Se desejamos mostrar o sonho de um jovem romântico em conhecer a Áustria, podemos qualificá-lo ao penduramos um pôster amarelado retratando um castelo no topo da montanha. O amarelado indicará o desejo antigo.
Credencie com recortes da vida do personagem.
 Mostre o jovem alugando filmes que se passam na Áustria. Revele quanto deposita na caderneta de poupança. Conte como estuda o mapa austríaco ao som de valsas.
O credenciamento é diferente da caracterização.
Na caracterização se apresentam informações sobre as personagens como aparência, idade, gênero, profissão, posição social, motivações. Esses elementos permitem melhor concepção e desenvolvimento, tornando-os mais realistas e complexos.

Entre os jovens está na moda criar mangás, histórias em quadrinhos de origem japonesa.
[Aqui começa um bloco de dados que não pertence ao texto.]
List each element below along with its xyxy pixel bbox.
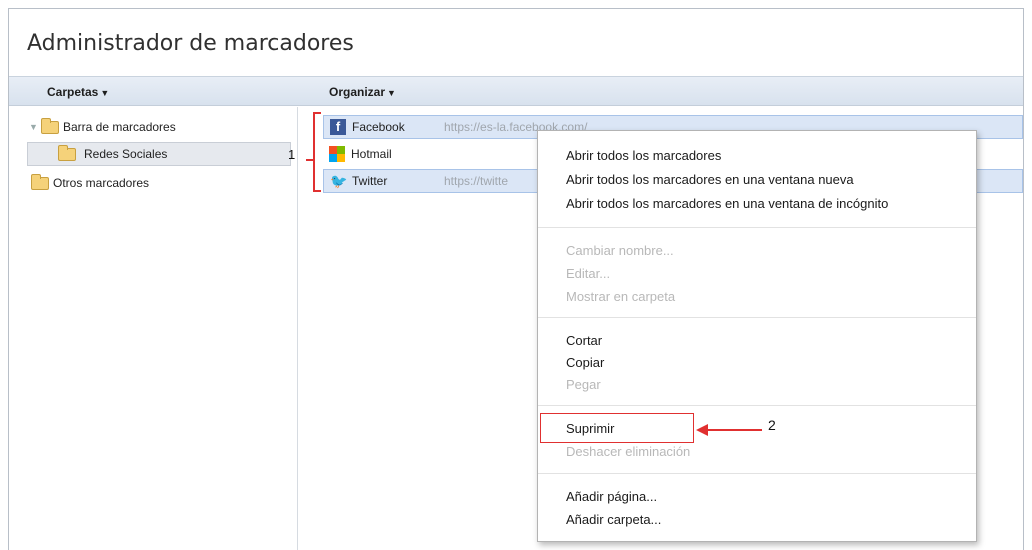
folder-open-icon <box>41 117 59 134</box>
menu-item-open-all-incognito[interactable]: Abrir todos los marcadores en una ventan… <box>566 196 888 211</box>
menu-item-add-page[interactable]: Añadir página... <box>566 489 657 504</box>
annotation-marker-2: 2 <box>768 417 776 433</box>
menu-item-rename: Cambiar nombre... <box>566 243 674 258</box>
menu-item-delete[interactable]: Suprimir <box>566 421 614 436</box>
context-menu: Abrir todos los marcadores Abrir todos l… <box>537 130 977 542</box>
folder-tree: ▼ Barra de marcadores Redes Sociales 1 O… <box>9 107 298 550</box>
tree-item-label: Barra de marcadores <box>63 120 176 134</box>
bookmark-name: Hotmail <box>351 147 392 161</box>
toolbar: Carpetas ▼ Organizar ▼ <box>9 76 1023 106</box>
annotation-bracket-tick <box>306 159 314 161</box>
organize-menu-label: Organizar <box>329 85 386 99</box>
menu-separator <box>538 317 976 318</box>
menu-separator <box>538 473 976 474</box>
menu-item-open-all-new-window[interactable]: Abrir todos los marcadores en una ventan… <box>566 172 854 187</box>
caret-down-icon: ▼ <box>100 88 110 98</box>
menu-separator <box>538 227 976 228</box>
bookmark-url: https://twitte <box>444 174 509 188</box>
menu-item-copy[interactable]: Copiar <box>566 355 604 370</box>
facebook-icon: f <box>330 119 346 135</box>
folder-icon <box>58 144 76 161</box>
bookmark-name: Twitter <box>352 174 388 188</box>
annotation-bracket <box>313 112 321 192</box>
annotation-marker-1: 1 <box>288 147 296 162</box>
expand-triangle-icon[interactable]: ▼ <box>29 122 41 132</box>
tree-item-redes-sociales[interactable]: Redes Sociales <box>27 142 291 166</box>
menu-separator <box>538 405 976 406</box>
tree-item-other-bookmarks[interactable]: Otros marcadores <box>31 171 149 195</box>
menu-item-paste: Pegar <box>566 377 601 392</box>
menu-item-edit: Editar... <box>566 266 611 281</box>
tree-item-label: Otros marcadores <box>53 176 150 190</box>
folder-icon <box>31 173 49 190</box>
page-title: Administrador de marcadores <box>27 31 354 56</box>
menu-item-open-all[interactable]: Abrir todos los marcadores <box>566 148 721 163</box>
tree-item-label: Redes Sociales <box>84 147 168 161</box>
caret-down-icon: ▼ <box>387 88 396 98</box>
folders-menu-label: Carpetas <box>47 85 99 99</box>
tree-item-bookmarks-bar[interactable]: ▼ Barra de marcadores <box>29 115 176 139</box>
menu-item-show-in-folder: Mostrar en carpeta <box>566 289 676 304</box>
organize-menu-button[interactable]: Organizar ▼ <box>329 85 396 99</box>
twitter-bird-icon: 🐦 <box>330 173 348 189</box>
menu-item-undo-delete: Deshacer eliminación <box>566 444 691 459</box>
folders-menu-button[interactable]: Carpetas ▼ <box>47 85 109 99</box>
microsoft-logo-icon <box>329 146 345 162</box>
menu-item-add-folder[interactable]: Añadir carpeta... <box>566 512 661 527</box>
menu-item-cut[interactable]: Cortar <box>566 333 602 348</box>
bookmark-name: Facebook <box>352 120 405 134</box>
annotation-highlight-box <box>540 413 694 443</box>
annotation-arrow-icon <box>696 424 762 436</box>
Neles, o poder elemental é um clássico absoluto. É gerado a partir dos elementos como água, fogo, terra, ar e derivados como a luz, a treva, a eletricidade, o gelo. A partir dessas forças, o herói ou o vilão – devidamente credenciado – poderá emanar rajadas de energia extremamente poderosas.
Observe um credenciamento:

O capote – Nicolau Gógol – conto
No departamento ninguém lhe prestava o menor respeito. Os guardas, além de não se levantarem quando ele passava, nem chegavam a lhe dirigir o olhar, como se fosse uma simples mosca que voava pela sala de recepção. Os superiores o tratavam com uma frieza despótica. Qualquer subchefezinho da repartição colocava-lhe a papelada sob o nariz sem sequer dar-se ao luxo de dizer: "Copie", ou “Eis um trabalhinho interessante, bom" ou algo agradável, como se faz entre funcionários bem educados. E ele ia recebendo, olhando apenas o papel, sem procurar ver quem lhe entregara e se tinha obrigação de fazê-lo. Recebia e no mesmo instante começava a escrever. Os funcionários jovens zombavam e gracejavam dele o quanto permitia o humor de chancelaria, contavam mesmo em sua presença toda sorte de histórias que envolviam a sua pessoa: a sua senhoria, uma velha de setenta anos; diziam que a velha lhe batia, perguntavam quando os dois iam casar-se, faziam-lhe chover sobre a cabeça bolinhas de papel e diziam que era neve. Mas Akaki Akakiévitch não respondia uma palavra, como se não houvesse ninguém diante dele: em meio a todas essas amolações não cometia um só erro no seu trabalho. Só mesmo quando a brincadeira passava do limite, quando alguém lhe empurrava o braço, perturbando-o no trabalho, é que ele falava: "Deixem-me em paz. Por que me magoam?"
Akaki Akakiévitch é um subordinado, submisso, alvo de zombaria, desrespeitado, pessoa de rotina e sem ambição. Tipicamente um personagem plano. Para ressaltar a qualidade imutável, empregou mesmo três vezes num único parágrafo.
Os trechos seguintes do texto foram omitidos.